As the months went on, the search for Ritz tapered.

McKenry married his girlfriend, Liz, whose cat, Bailey, had been Ritz's best buddy. The couple moved to Annapolis about 11 years ago and had two children.

Bailey and a cat McKenry got after Ritz's disappearance have died, leaving the couple with little hope that Ritz was still around.

"We just kind of figured that if he survived the first months, surely by now he was gone," Liz McKenry said.

A cat named Tom?

About two years ago, Emily Russell noticed a gray tabby kept coming near her home in the Hunters Run mobile home park near Lums Pond.

Russell, then 18, began feeding the cat and some other feral cats that came around her place. But this tabby was a little different from the others.

"He was just so sweet and innocent," said Russell, now 20. "I named this cat Tom because he looks like a Tomcat. He's an old man."

Ritz is held by Emily Russell, a woman who fed the cat for about two years when he showed up in her mobile home community near Lums Pond.
Ritz is held by Emily Russell, a woman who fed the cat for about two years when he showed up in her mobile home community near Lums Pond.

Russell said she's been feeding eight outside cats, but Tom, who would sleep under mobile homes, was the only cat that ever let her pet him.

"We would have love sessions outside," she said. She'd also allow the cat into her home, where he interacted with her two indoor cats.

Recently, Tom showed up at her doorstep with an injured paw and back leg.

"It looked like he got hit by a car," she said. "His front leg was very hurt. He was holding it up and he wasn't able to walk."

Russell and her dad took him to Lums Pond Animal Hospital to see if anything could be done for him – or if he needed to be put down.

That's when they found out Tom had a chip.

Emily Russell fed and played with Ritz for about two years after the cat showed up in her mobile home park. She even named him Tom.
Emily Russell fed and played with Ritz for about two years after the cat showed up in her mobile home park. She even named him Tom.

"I started bawling my eyes out," she said. "If I had known he had a chip, I would have taken him sooner, but he just looked like a feral cat."

McKenry's reaction to the text got his wife's attention.

"What did you just say?" Liz McKenry asked her husband.

Taking his phone, she ran upstairs and called Lums Pond Animal Hospital.

Sixteen years after his cat went missing, Jason McKenry received this text Monday informing him Ritz had been found.
Sixteen years after his cat went missing, Jason McKenry received this text Monday informing him Ritz had been found.

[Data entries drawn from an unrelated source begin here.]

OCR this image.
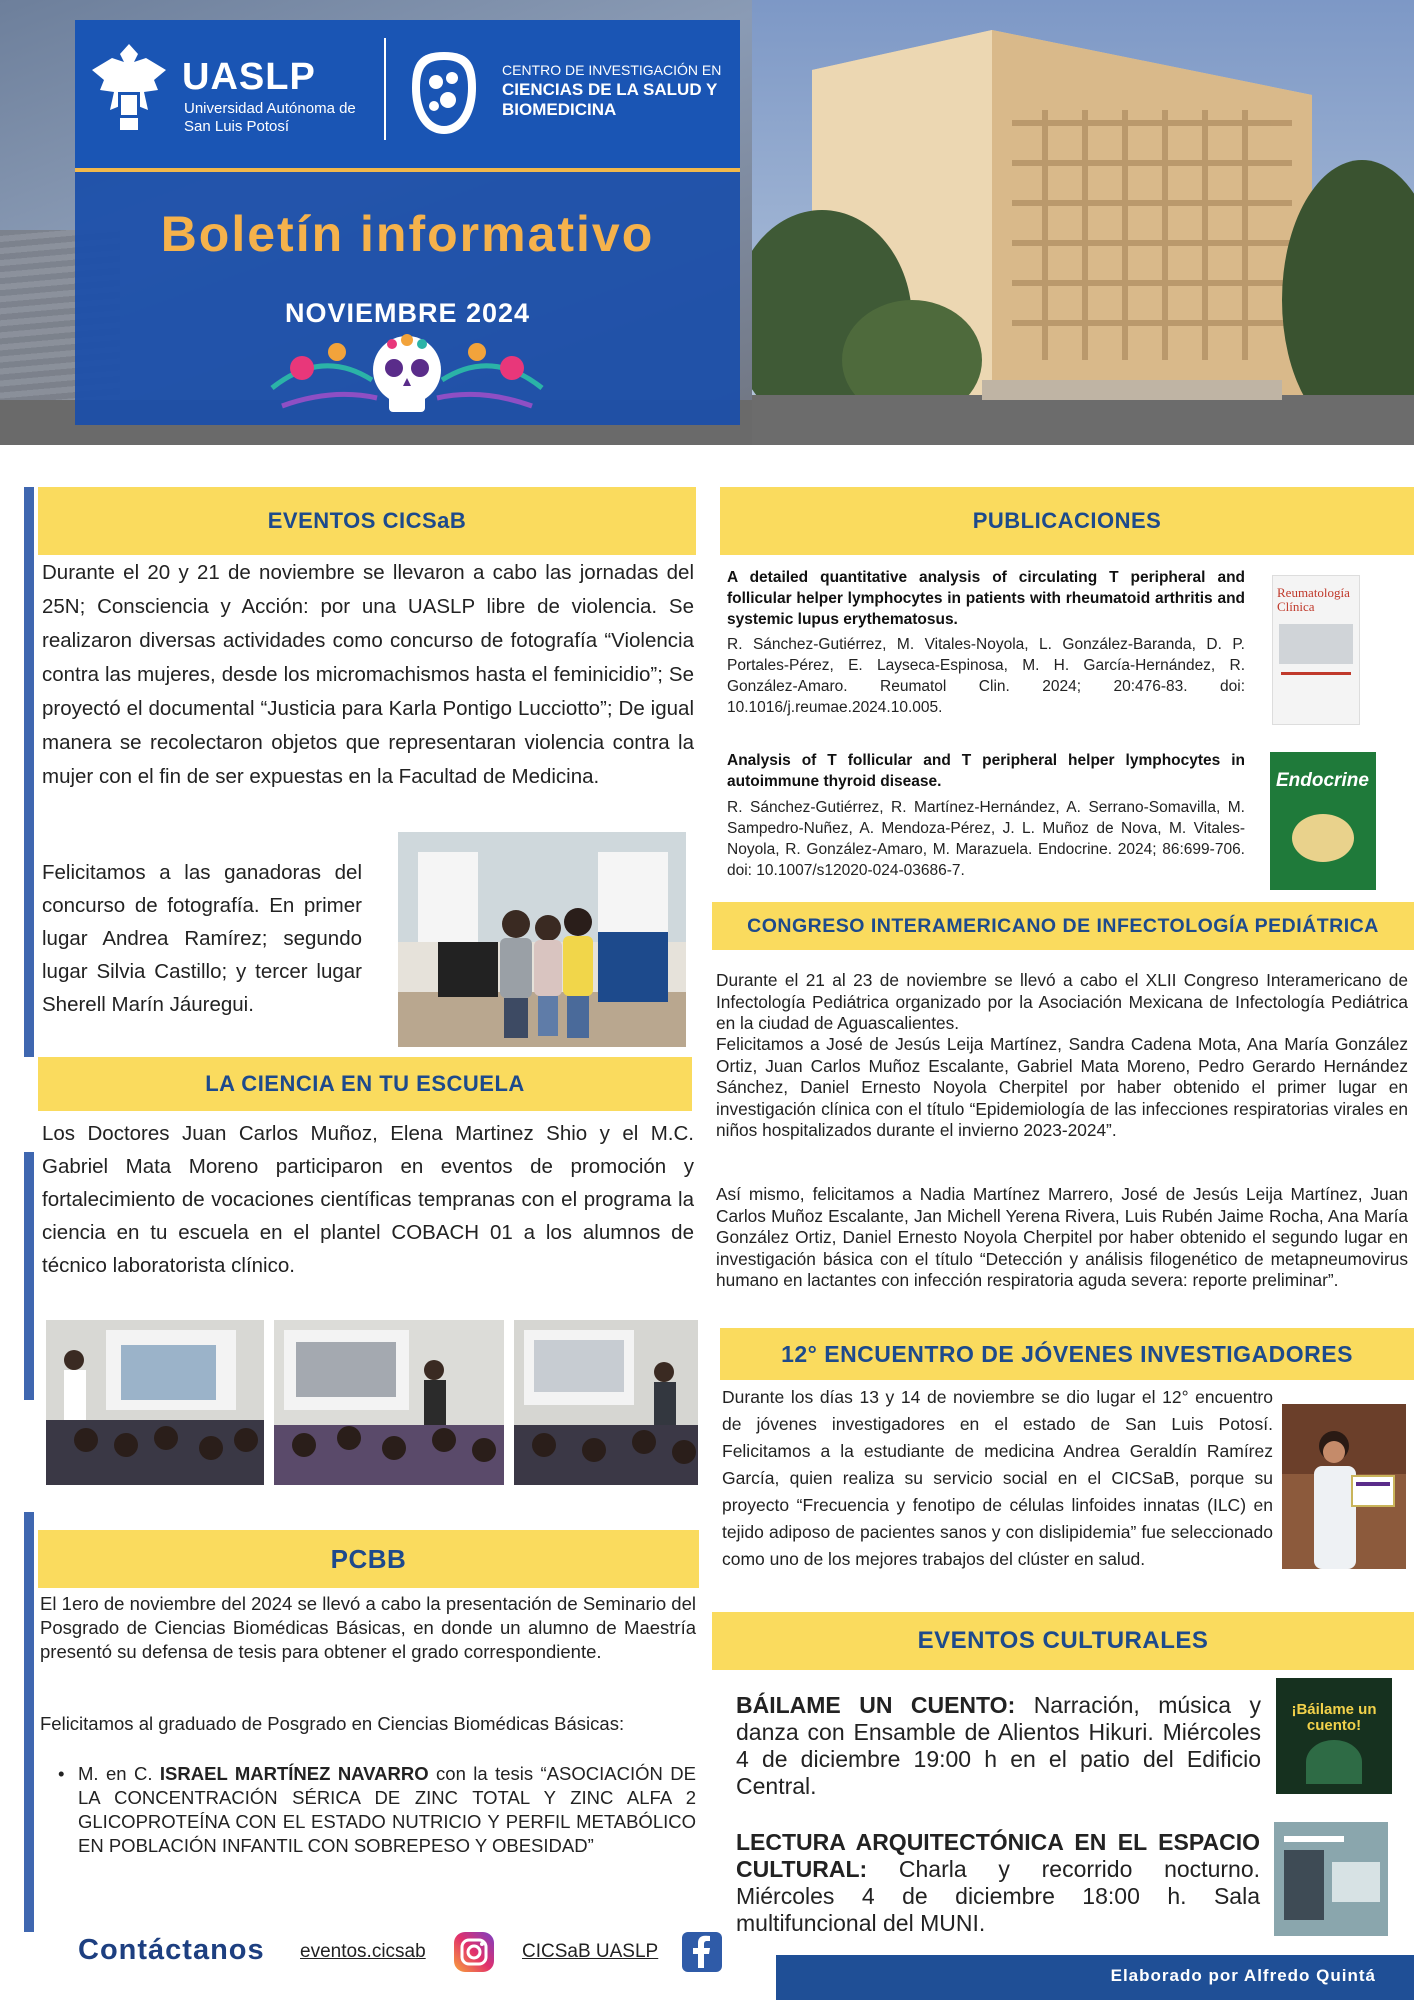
UASLP
Universidad Autónoma de San Luis Potosí
CENTRO DE INVESTIGACIÓN EN
CIENCIAS DE LA SALUD Y BIOMEDICINA
Boletín informativo
NOVIEMBRE 2024
EVENTOS CICSaB
Durante el 20 y 21 de noviembre se llevaron a cabo las jornadas del 25N; Consciencia y Acción: por una UASLP libre de violencia. Se realizaron diversas actividades como concurso de fotografía “Violencia contra las mujeres, desde los micromachismos hasta el feminicidio”; Se proyectó el documental “Justicia para Karla Pontigo Lucciotto”; De igual manera se recolectaron objetos que representaran violencia contra la mujer con el fin de ser expuestas en la Facultad de Medicina.
Felicitamos a las ganadoras del concurso de fotografía. En primer lugar Andrea Ramírez; segundo lugar Silvia Castillo; y tercer lugar Sherell Marín Jáuregui.
LA CIENCIA EN TU ESCUELA
Los Doctores Juan Carlos Muñoz, Elena Martinez Shio y el M.C. Gabriel Mata Moreno participaron en eventos de promoción y fortalecimiento de vocaciones científicas tempranas con el programa la ciencia en tu escuela en el plantel COBACH 01 a los alumnos de técnico laboratorista clínico.
PCBB
El 1ero de noviembre del 2024 se llevó a cabo la presentación de Seminario del Posgrado de Ciencias Biomédicas Básicas, en donde un alumno de Maestría presentó su defensa de tesis para obtener el grado correspondiente.
Felicitamos al graduado de Posgrado en Ciencias Biomédicas Básicas:
• M. en C. ISRAEL MARTÍNEZ NAVARRO con la tesis “ASOCIACIÓN DE LA CONCENTRACIÓN SÉRICA DE ZINC TOTAL Y ZINC ALFA 2 GLICOPROTEÍNA CON EL ESTADO NUTRICIO Y PERFIL METABÓLICO EN POBLACIÓN INFANTIL CON SOBREPESO Y OBESIDAD”
PUBLICACIONES
A detailed quantitative analysis of circulating T peripheral and follicular helper lymphocytes in patients with rheumatoid arthritis and systemic lupus erythematosus.
R. Sánchez-Gutiérrez, M. Vitales-Noyola, L. González-Baranda, D. P. Portales-Pérez, E. Layseca-Espinosa, M. H. García-Hernández, R. González-Amaro. Reumatol Clin. 2024; 20:476-83. doi: 10.1016/j.reumae.2024.10.005.
Reumatología Clínica
Analysis of T follicular and T peripheral helper lymphocytes in autoimmune thyroid disease.
R. Sánchez-Gutiérrez, R. Martínez-Hernández, A. Serrano-Somavilla, M. Sampedro-Nuñez, A. Mendoza-Pérez, J. L. Muñoz de Nova, M. Vitales-Noyola, R. González-Amaro, M. Marazuela. Endocrine. 2024; 86:699-706. doi: 10.1007/s12020-024-03686-7.
Endocrine
CONGRESO INTERAMERICANO DE INFECTOLOGÍA PEDIÁTRICA
Durante el 21 al 23 de noviembre se llevó a cabo el XLII Congreso Interamericano de Infectología Pediátrica organizado por la Asociación Mexicana de Infectología Pediátrica en la ciudad de Aguascalientes.
Felicitamos a José de Jesús Leija Martínez, Sandra Cadena Mota, Ana María González Ortiz, Juan Carlos Muñoz Escalante, Gabriel Mata Moreno, Pedro Gerardo Hernández Sánchez, Daniel Ernesto Noyola Cherpitel por haber obtenido el primer lugar en investigación clínica con el título “Epidemiología de las infecciones respiratorias virales en niños hospitalizados durante el invierno 2023-2024”.
Así mismo, felicitamos a Nadia Martínez Marrero, José de Jesús Leija Martínez, Juan Carlos Muñoz Escalante, Jan Michell Yerena Rivera, Luis Rubén Jaime Rocha, Ana María González Ortiz, Daniel Ernesto Noyola Cherpitel por haber obtenido el segundo lugar en investigación básica con el título “Detección y análisis filogenético de metapneumovirus humano en lactantes con infección respiratoria aguda severa: reporte preliminar”.
12° ENCUENTRO DE JÓVENES INVESTIGADORES
Durante los días 13 y 14 de noviembre se dio lugar el 12° encuentro de jóvenes investigadores en el estado de San Luis Potosí. Felicitamos a la estudiante de medicina Andrea Geraldín Ramírez García, quien realiza su servicio social en el CICSaB, porque su proyecto “Frecuencia y fenotipo de células linfoides innatas (ILC) en tejido adiposo de pacientes sanos y con dislipidemia” fue seleccionado como uno de los mejores trabajos del clúster en salud.
EVENTOS CULTURALES
BÁILAME UN CUENTO: Narración, música y danza con Ensamble de Alientos Hikuri. Miércoles 4 de diciembre 19:00 h en el patio del Edificio Central.
¡Báilame un cuento!
LECTURA ARQUITECTÓNICA EN EL ESPACIO CULTURAL: Charla y recorrido nocturno. Miércoles 4 de diciembre 18:00 h. Sala multifuncional del MUNI.
Contáctanos eventos.cicsab	CICSaB UASLP
Elaborado por Alfredo Quintá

"That doesn't feel possible," she said when hearing that Ritz had been found. "Are you sure?"

"He's a gray tabby," the voice on the phone assured her. "He’s right here."

Liz McKenry sobbed for about an hour.

The couple picked up their children and drove to the animal hospital, where they were reunited with Ritz.

After Ritz was treated at the animal hospital, they took him to the Odessa-area home of Caroline Clark, Liz McKenry's mother, who they jokingly refer to as a "certified cat lady."

There Ritz rested most of Tuesday.

The McKenrys aren't sure if Ritz recognizes them, but he is being friendly.

"He hasn't balked at all about being handled," Jason McKenry said. "It's astonishing."

The McKenrys returned to Annapolis on Tuesday night, leaving Ritz at Clark's home to recover. After that, they will figure out what comes next.

Liz and Jason McKenry explain how a microchip implanted in their cat back in 2005 helped them reunite after 16 years.
Liz and Jason McKenry explain how a microchip implanted in their cat back in 2005 helped them reunite after 16 years.

"He's obviously had a long eventful life," Jason McKenry said. "But he'll be comfortable for whatever time he has left."